"It's hard to say how the courts would interpret shield law legislation. It's hard to predict courts, which direction they will go," he said. "The courts [sometimes] just bungle things, they misinterpret the intent of the statutes."
Pre-notification of record seizure under the proposed law could also be waived if notice would allegedly risk serious injuries, deaths or "grave harm to national security."
The "harm to national security" standard could invalidate protections for reporters working on stories about leaked information – for example, copies of documents leaked by former National Security Agency contractor Edward Snowden.
"Lawmakers introduced this bill after the federal government violated press freedom by probing the phone records of Associated Press reporters, yet it does the very thing it purports to stop," said Jason Stverak, president of the Franklin Center for Government and Public Integrity, in a Monday statement denouncing the proposal. "Rather than provide a 'shield' for journalists so that the government cannot force them to reveal confidential sources... [it] leaves gaping loopholes of vague language ripe for government exploitation."
For critics, the most heinous aspect of the pending bill is its definition of who is – and more specifically, who is not – a journalist.
An amendment successfully pushed by Sen. Dianne Feinstein, D-Calif., intentionally excises WikiLeaks publisher Julian Assange from supposed legal protections for journalists. Assange's role in disseminating and offering commentary on leaked primary source material on the U.S. wars in Iraq and Afghanistan and State Department cables infuriated Feinstein, who in a 2010 Wall Street Journal op-ed insisted that Assange be put on trial under the Espionage Act.
Feinstein's successful amendment specifically removes from the protected journalist pool terrorists, agents of foreign governments and anyone "whose principal function, as demonstrated by the totality of such person or entity's work, is to publish primary source documents that have been disclosed to such person or entity without authorization."
Pollack said the amendment "runs contrary to the First Amendment," which itself does not define press membership. "The very purpose of the First Amendment is to prevent Congress from picking and choosing which type of disseminators of information are worthy of protection," he said.
"It is particularly ironic that it determined that those journalists who provide truthful information directly to the public for its consideration are less deserving of protection than those who filter what information they provide to the public," Pollack said.
Pollack represents Assange in the U.S. where the leak-facilitator is a subject in an ongoing grand jury investigation into WikiLeaks. Other attorneys represent Assange in Europe, where he is holed up in Ecuador's London embassy to avoid extradition to Sweden for questioning about alleged sex crimes.
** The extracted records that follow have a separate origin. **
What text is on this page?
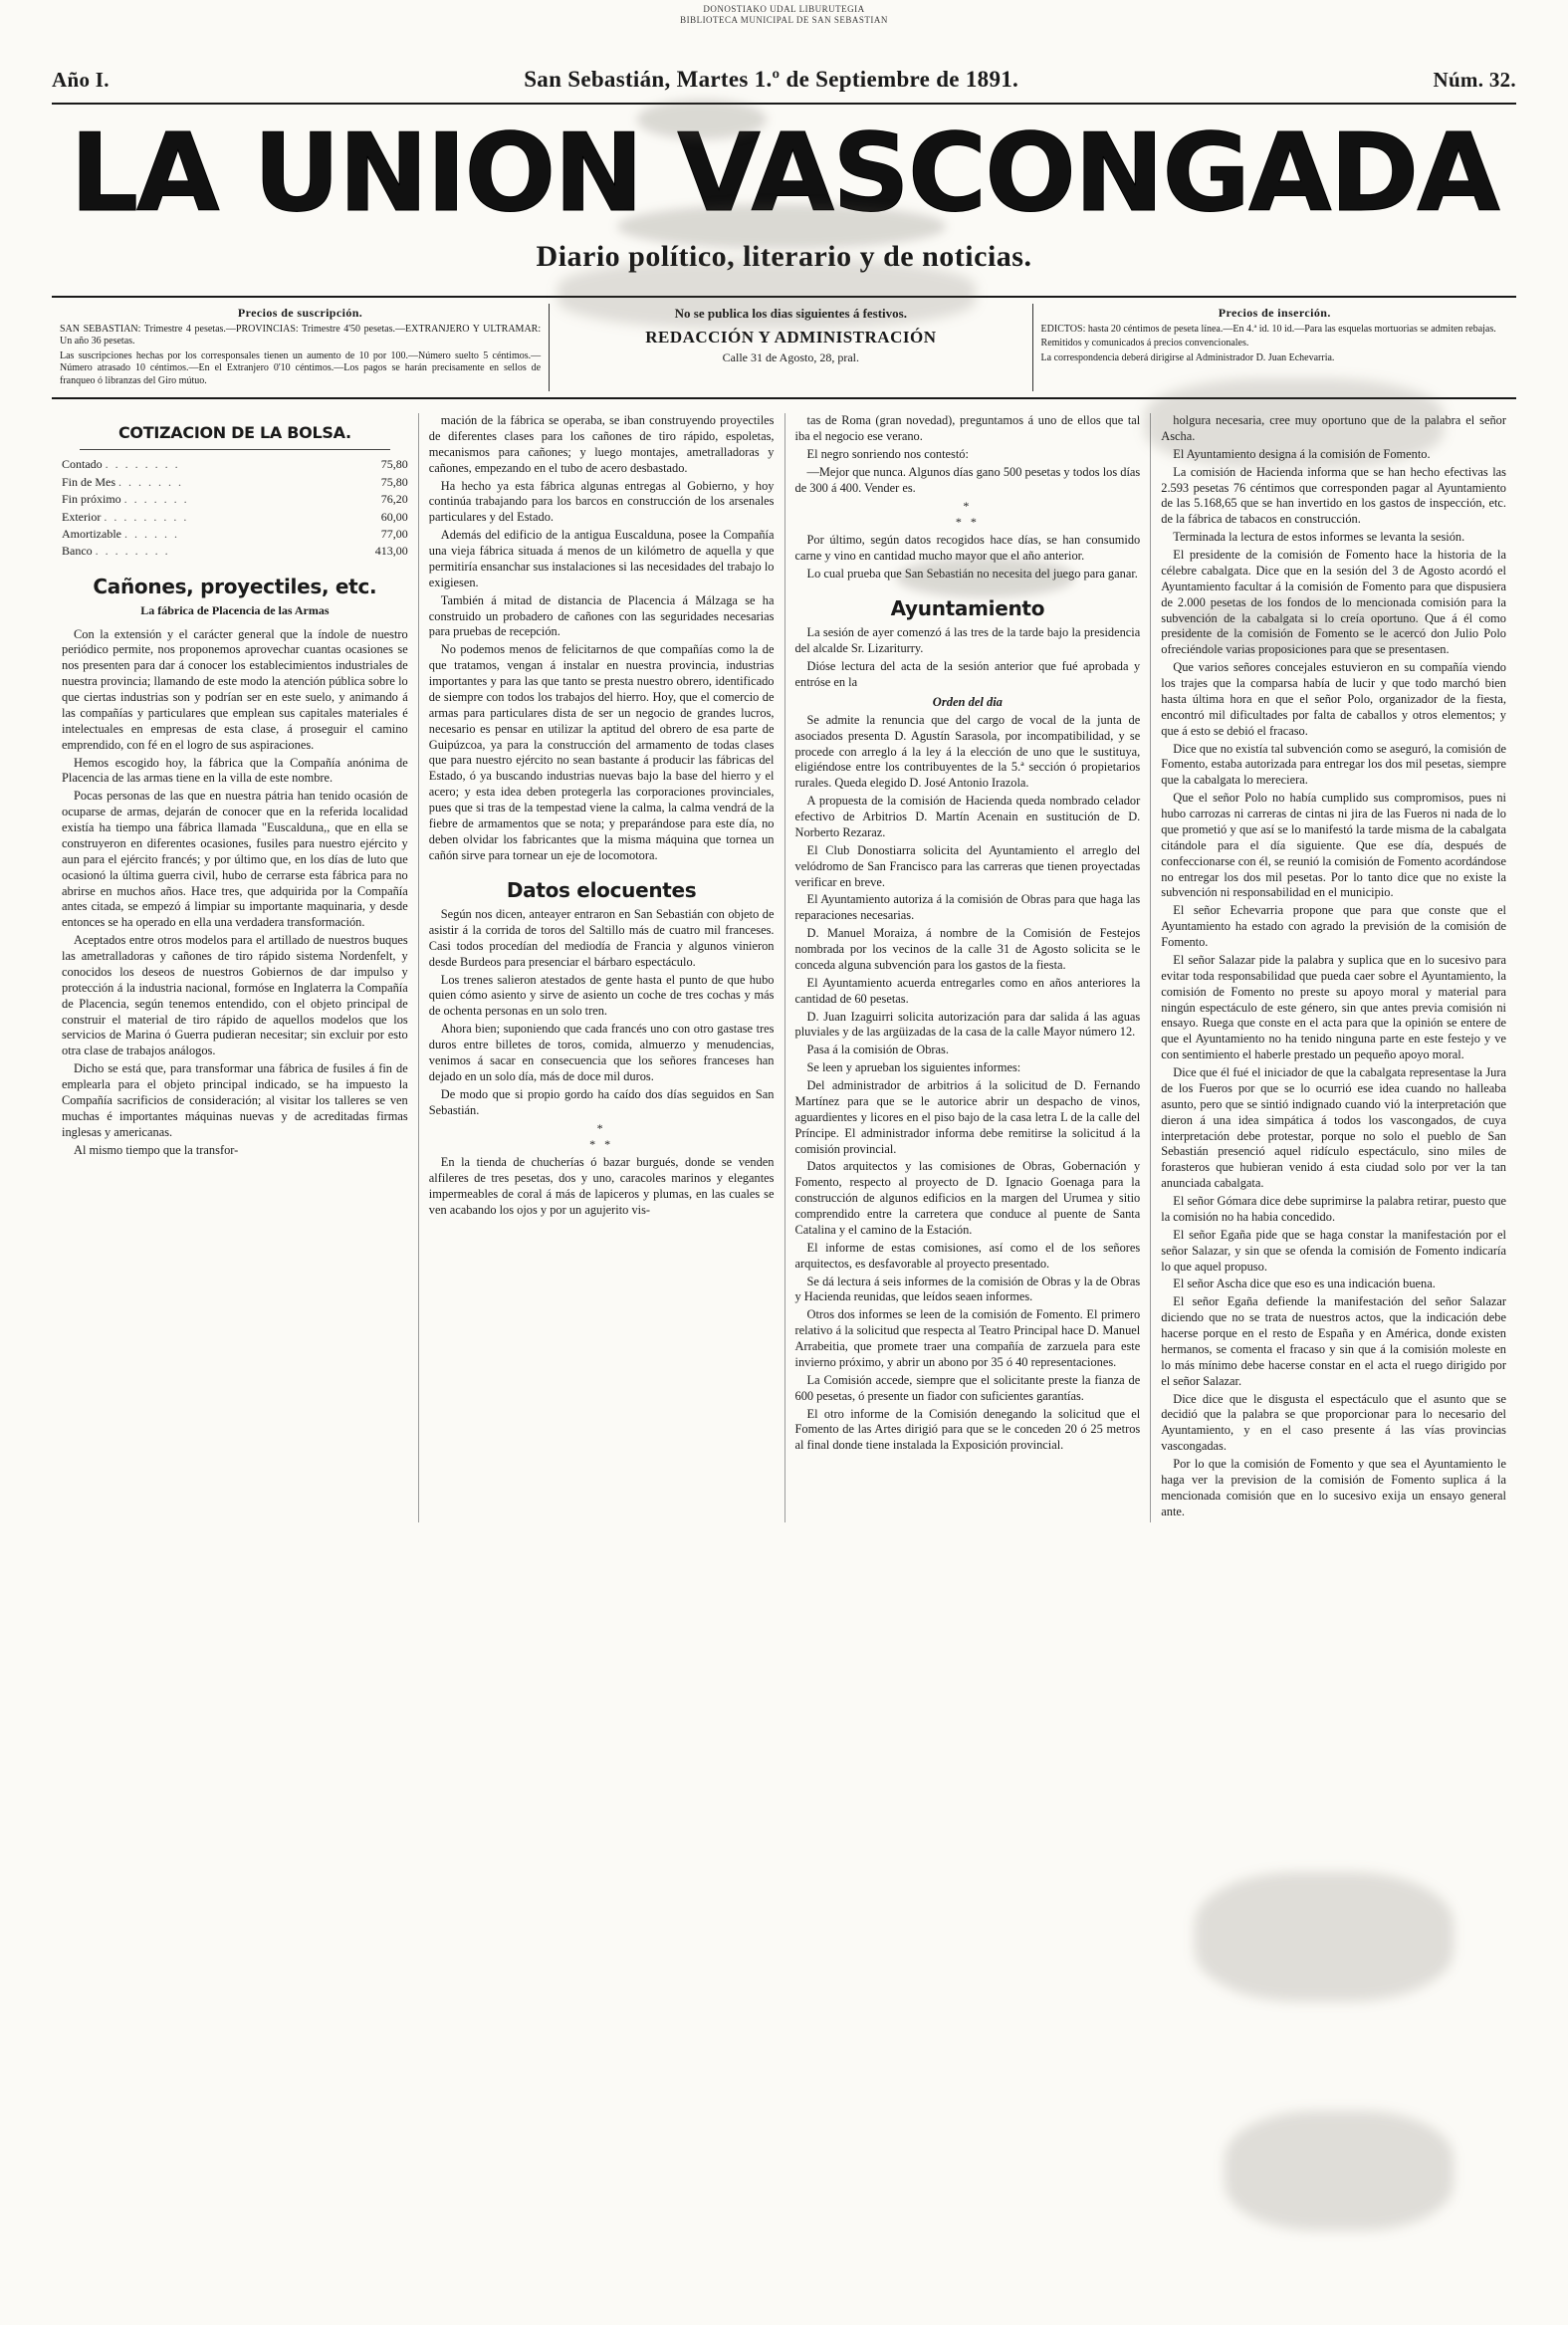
DONOSTIAKO UDAL LIBURUTEGIA
BIBLIOTECA MUNICIPAL DE SAN SEBASTIAN
Año I.	San Sebastián, Martes 1.º de Septiembre de 1891.	Núm. 32.
LA UNION VASCONGADA
Diario político, literario y de noticias.
Precios de suscripción.

SAN SEBASTIAN: Trimestre 4 pesetas.—PROVINCIAS: Trimestre 4'50 pesetas.—EXTRANJERO Y ULTRAMAR: Un año 36 pesetas.

Las suscripciones hechas por los corresponsales tienen un aumento de 10 por 100.—Número suelto 5 céntimos.—Número atrasado 10 céntimos.—En el Extranjero 0'10 céntimos.—Los pagos se harán precisamente en sellos de franqueo ó libranzas del Giro mútuo.

No se publica los dias siguientes á festivos.
REDACCIÓN Y ADMINISTRACIÓN
Calle 31 de Agosto, 28, pral.
Precios de inserción.

EDICTOS: hasta 20 céntimos de peseta línea.—En 4.ª id. 10 id.—Para las esquelas mortuorias se admiten rebajas.

Remitidos y comunicados á precios convencionales.

La correspondencia deberá dirigirse al Administrador D. Juan Echevarria.

COTIZACION DE LA BOLSA.
Contado . . . . . . . .	75,80
Fin de Mes . . . . . . .	75,80
Fin próximo . . . . . . .	76,20
Exterior . . . . . . . . .	60,00
Amortizable . . . . . .	77,00
Banco . . . . . . . .	413,00
Cañones, proyectiles, etc.
La fábrica de Placencia de las Armas

Con la extensión y el carácter general que la índole de nuestro periódico permite, nos proponemos aprovechar cuantas ocasiones se nos presenten para dar á conocer los establecimientos industriales de nuestra provincia; llamando de este modo la atención pública sobre lo que ciertas industrias son y podrían ser en este suelo, y animando á las compañías y particulares que emplean sus capitales materiales é intelectuales en empresas de esta clase, á proseguir el camino emprendido, con fé en el logro de sus aspiraciones.

Hemos escogido hoy, la fábrica que la Compañía anónima de Placencia de las armas tiene en la villa de este nombre.

Pocas personas de las que en nuestra pátria han tenido ocasión de ocuparse de armas, dejarán de conocer que en la referida localidad existía ha tiempo una fábrica llamada "Euscalduna,, que en ella se construyeron en diferentes ocasiones, fusiles para nuestro ejército y aun para el ejército francés; y por último que, en los días de luto que ocasionó la última guerra civil, hubo de cerrarse esta fábrica para no abrirse en muchos años. Hace tres, que adquirida por la Compañía antes citada, se empezó á limpiar su importante maquinaria, y desde entonces se ha operado en ella una verdadera transformación.

Aceptados entre otros modelos para el artillado de nuestros buques las ametralladoras y cañones de tiro rápido sistema Nordenfelt, y conocidos los deseos de nuestros Gobiernos de dar impulso y protección á la industria nacional, formóse en Inglaterra la Compañía de Placencia, según tenemos entendido, con el objeto principal de construir el material de tiro rápido de aquellos modelos que los servicios de Marina ó Guerra pudieran necesitar; sin excluir por esto otra clase de trabajos análogos.

Dicho se está que, para transformar una fábrica de fusiles á fin de emplearla para el objeto principal indicado, se ha impuesto la Compañía sacrificios de consideración; al visitar los talleres se ven muchas é importantes máquinas nuevas y de acreditadas firmas inglesas y americanas.

Al mismo tiempo que la transfor-

mación de la fábrica se operaba, se iban construyendo proyectiles de diferentes clases para los cañones de tiro rápido, espoletas, mecanismos para cañones; y luego montajes, ametralladoras y cañones, empezando en el tubo de acero desbastado.

Ha hecho ya esta fábrica algunas entregas al Gobierno, y hoy continúa trabajando para los barcos en construcción de los arsenales particulares y del Estado.

Además del edificio de la antigua Euscalduna, posee la Compañía una vieja fábrica situada á menos de un kilómetro de aquella y que permitiría ensanchar sus instalaciones si las necesidades del trabajo lo exigiesen.

También á mitad de distancia de Placencia á Málzaga se ha construido un probadero de cañones con las seguridades necesarias para pruebas de recepción.

No podemos menos de felicitarnos de que compañías como la de que tratamos, vengan á instalar en nuestra provincia, industrias importantes y para las que tanto se presta nuestro obrero, identificado de siempre con todos los trabajos del hierro. Hoy, que el comercio de armas para particulares dista de ser un negocio de grandes lucros, necesario es pensar en utilizar la aptitud del obrero de esa parte de Guipúzcoa, ya para la construcción del armamento de todas clases que para nuestro ejército no sean bastante á producir las fábricas del Estado, ó ya buscando industrias nuevas bajo la base del hierro y el acero; y esta idea deben protegerla las corporaciones provinciales, pues que si tras de la tempestad viene la calma, la calma vendrá de la fiebre de armamentos que se nota; y preparándose para este día, no deben olvidar los fabricantes que la misma máquina que tornea un cañón sirve para tornear un eje de locomotora.

Datos elocuentes

Según nos dicen, anteayer entraron en San Sebastián con objeto de asistir á la corrida de toros del Saltillo más de cuatro mil franceses. Casi todos procedían del mediodía de Francia y algunos vinieron desde Burdeos para presenciar el bárbaro espectáculo.

Los trenes salieron atestados de gente hasta el punto de que hubo quien cómo asiento y sirve de asiento un coche de tres cochas y más de ochenta personas en un solo tren.

Ahora bien; suponiendo que cada francés uno con otro gastase tres duros entre billetes de toros, comida, almuerzo y menudencias, venimos á sacar en consecuencia que los señores franceses han dejado en un solo día, más de doce mil duros.

De modo que si propio gordo ha caído dos días seguidos en San Sebastián.

*
* *

En la tienda de chucherías ó bazar burgués, donde se venden alfileres de tres pesetas, dos y uno, caracoles marinos y elegantes impermeables de coral á más de lapiceros y plumas, en las cuales se ven acabando los ojos y por un agujerito vis-

tas de Roma (gran novedad), preguntamos á uno de ellos que tal iba el negocio ese verano.

El negro sonriendo nos contestó:

—Mejor que nunca. Algunos días gano 500 pesetas y todos los días de 300 á 400. Vender es.

*
* *

Por último, según datos recogidos hace días, se han consumido carne y vino en cantidad mucho mayor que el año anterior.

Lo cual prueba que San Sebastián no necesita del juego para ganar.

Ayuntamiento

La sesión de ayer comenzó á las tres de la tarde bajo la presidencia del alcalde Sr. Lizariturry.

Dióse lectura del acta de la sesión anterior que fué aprobada y entróse en la

Orden del dia

Se admite la renuncia que del cargo de vocal de la junta de asociados presenta D. Agustín Sarasola, por incompatibilidad, y se procede con arreglo á la ley á la elección de uno que le sustituya, eligiéndose entre los contribuyentes de la 5.ª sección ó propietarios rurales. Queda elegido D. José Antonio Irazola.

A propuesta de la comisión de Hacienda queda nombrado celador efectivo de Arbitrios D. Martín Acenain en sustitución de D. Norberto Rezaraz.

El Club Donostiarra solicita del Ayuntamiento el arreglo del velódromo de San Francisco para las carreras que tienen proyectadas verificar en breve.

El Ayuntamiento autoriza á la comisión de Obras para que haga las reparaciones necesarias.

D. Manuel Moraiza, á nombre de la Comisión de Festejos nombrada por los vecinos de la calle 31 de Agosto solicita se le conceda alguna subvención para los gastos de la fiesta.

El Ayuntamiento acuerda entregarles como en años anteriores la cantidad de 60 pesetas.

D. Juan Izaguirri solicita autorización para dar salida á las aguas pluviales y de las argüizadas de la casa de la calle Mayor número 12.

Pasa á la comisión de Obras.

Se leen y aprueban los siguientes informes:

Del administrador de arbitrios á la solicitud de D. Fernando Martínez para que se le autorice abrir un despacho de vinos, aguardientes y licores en el piso bajo de la casa letra L de la calle del Príncipe. El administrador informa debe remitirse la solicitud á la comisión provincial.

Datos arquitectos y las comisiones de Obras, Gobernación y Fomento, respecto al proyecto de D. Ignacio Goenaga para la construcción de algunos edificios en la margen del Urumea y sitio comprendido entre la carretera que conduce al puente de Santa Catalina y el camino de la Estación.

El informe de estas comisiones, así como el de los señores arquitectos, es desfavorable al proyecto presentado.

Se dá lectura á seis informes de la comisión de Obras y la de Obras y Hacienda reunidas, que leídos seaen informes.

Otros dos informes se leen de la comisión de Fomento. El primero relativo á la solicitud que respecta al Teatro Principal hace D. Manuel Arrabeitia, que promete traer una compañía de zarzuela para este invierno próximo, y abrir un abono por 35 ó 40 representaciones.

La Comisión accede, siempre que el solicitante preste la fianza de 600 pesetas, ó presente un fiador con suficientes garantías.

El otro informe de la Comisión denegando la solicitud que el Fomento de las Artes dirigió para que se le conceden 20 ó 25 metros al final donde tiene instalada la Exposición provincial.

holgura necesaria, cree muy oportuno que de la palabra el señor Ascha.

El Ayuntamiento designa á la comisión de Fomento.

La comisión de Hacienda informa que se han hecho efectivas las 2.593 pesetas 76 céntimos que corresponden pagar al Ayuntamiento de las 5.168,65 que se han invertido en los gastos de inspección, etc. de la fábrica de tabacos en construcción.

Terminada la lectura de estos informes se levanta la sesión.

El presidente de la comisión de Fomento hace la historia de la célebre cabalgata. Dice que en la sesión del 3 de Agosto acordó el Ayuntamiento facultar á la comisión de Fomento para que dispusiera de 2.000 pesetas de los fondos de lo mencionada comisión para la subvención de la cabalgata si lo creía oportuno. Que á él como presidente de la comisión de Fomento se le acercó don Julio Polo ofreciéndole varias proposiciones para que se presentasen.

Que varios señores concejales estuvieron en su compañía viendo los trajes que la comparsa había de lucir y que todo marchó bien hasta última hora en que el señor Polo, organizador de la fiesta, encontró mil dificultades por falta de caballos y otros elementos; y que á esto se debió el fracaso.

Dice que no existía tal subvención como se aseguró, la comisión de Fomento, estaba autorizada para entregar los dos mil pesetas, siempre que la cabalgata lo mereciera.

Que el señor Polo no había cumplido sus compromisos, pues ni hubo carrozas ni carreras de cintas ni jira de las Fueros ni nada de lo que prometió y que así se lo manifestó la tarde misma de la cabalgata citándole para el día siguiente. Que ese día, después de confeccionarse con él, se reunió la comisión de Fomento acordándose no entregar los dos mil pesetas. Por lo tanto dice que no existe la subvención ni responsabilidad en el municipio.

El señor Echevarria propone que para que conste que el Ayuntamiento ha estado con agrado la previsión de la comisión de Fomento.

El señor Salazar pide la palabra y suplica que en lo sucesivo para evitar toda responsabilidad que pueda caer sobre el Ayuntamiento, la comisión de Fomento no preste su apoyo moral y material para ningún espectáculo de este género, sin que antes previa comisión ni ensayo. Ruega que conste en el acta para que la opinión se entere de que el Ayuntamiento no ha tenido ninguna parte en este festejo y ve con sentimiento el haberle prestado un pequeño apoyo moral.

Dice que él fué el iniciador de que la cabalgata representase la Jura de los Fueros por que se lo ocurrió ese idea cuando no halleaba asunto, pero que se sintió indignado cuando vió la interpretación que dieron á una idea simpática á todos los vascongados, de cuya interpretación debe protestar, porque no solo el pueblo de San Sebastián presenció aquel ridículo espectáculo, sino miles de forasteros que hubieran venido á esta ciudad solo por ver la tan anunciada cabalgata.

El señor Gómara dice debe suprimirse la palabra retirar, puesto que la comisión no ha habia concedido.

El señor Egaña pide que se haga constar la manifestación por el señor Salazar, y sin que se ofenda la comisión de Fomento indicaría lo que aquel propuso.

El señor Ascha dice que eso es una indicación buena.

El señor Egaña defiende la manifestación del señor Salazar diciendo que no se trata de nuestros actos, que la indicación debe hacerse porque en el resto de España y en América, donde existen hermanos, se comenta el fracaso y sin que á la comisión moleste en lo más mínimo debe hacerse constar en el acta el ruego dirigido por el señor Salazar.

Dice dice que le disgusta el espectáculo que el asunto que se decidió que la palabra se que proporcionar para lo necesario del Ayuntamiento, y en el caso presente á las vías provincias vascongadas.

Por lo que la comisión de Fomento y que sea el Ayuntamiento le haga ver la prevision de la comisión de Fomento suplica á la mencionada comisión que en lo sucesivo exija un ensayo general ante.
In the current version of the Senate bill, a reporter associated with a professional or student media outlet is granted some ability to contest forced disclosure in criminal and civil cases, but would be forced to divulge information involving "properly classified" documents "reasonably likely to cause significant and articulable harm to national security" and in various criminal matters, likely failing to shield journalists in high-profile leak cases.
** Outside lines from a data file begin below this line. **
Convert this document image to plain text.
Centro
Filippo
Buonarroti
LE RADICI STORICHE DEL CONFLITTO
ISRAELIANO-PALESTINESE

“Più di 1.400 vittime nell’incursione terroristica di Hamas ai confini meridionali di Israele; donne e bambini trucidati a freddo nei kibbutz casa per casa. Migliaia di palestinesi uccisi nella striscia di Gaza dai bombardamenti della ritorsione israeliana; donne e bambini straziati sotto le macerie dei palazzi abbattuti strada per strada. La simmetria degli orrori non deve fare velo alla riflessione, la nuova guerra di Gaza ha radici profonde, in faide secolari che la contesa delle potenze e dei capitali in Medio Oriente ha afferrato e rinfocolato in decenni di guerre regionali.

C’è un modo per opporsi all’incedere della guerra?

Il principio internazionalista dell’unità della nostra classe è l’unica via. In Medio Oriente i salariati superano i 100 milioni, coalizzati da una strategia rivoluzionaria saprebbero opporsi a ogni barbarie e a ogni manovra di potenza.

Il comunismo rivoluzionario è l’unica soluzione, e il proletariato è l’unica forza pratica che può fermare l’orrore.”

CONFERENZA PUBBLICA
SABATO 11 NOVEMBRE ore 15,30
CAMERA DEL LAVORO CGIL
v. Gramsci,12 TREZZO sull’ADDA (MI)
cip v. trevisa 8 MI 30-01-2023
Sen. Mike Lee, R-Utah, voted against the bill in committee. This "legislation may have the effect of excluding certain persons from enjoying the added First Amendment protections the bill would provide, [so] I cannot support it," he told U.S. News in an email.
"[T]he judicial discretion set out in the adopted Feinstein amendment does not resolve my concerns," Lee said. "The extension of the bill's protections to a so-called 'citizen blogger,' a journalist who is not employed by traditional media outlets, is entirely subject to the judge's willingness to exercise discretion, after finding that doing so would be (a) in the interest of justice and (b) necessary to protect lawful and legitimate news-gathering activities. Thus, while for some the privilege is automatic and known in advance, those outside the favored status may only hope that a reviewing federal judge deems them sufficiently worthy of protection."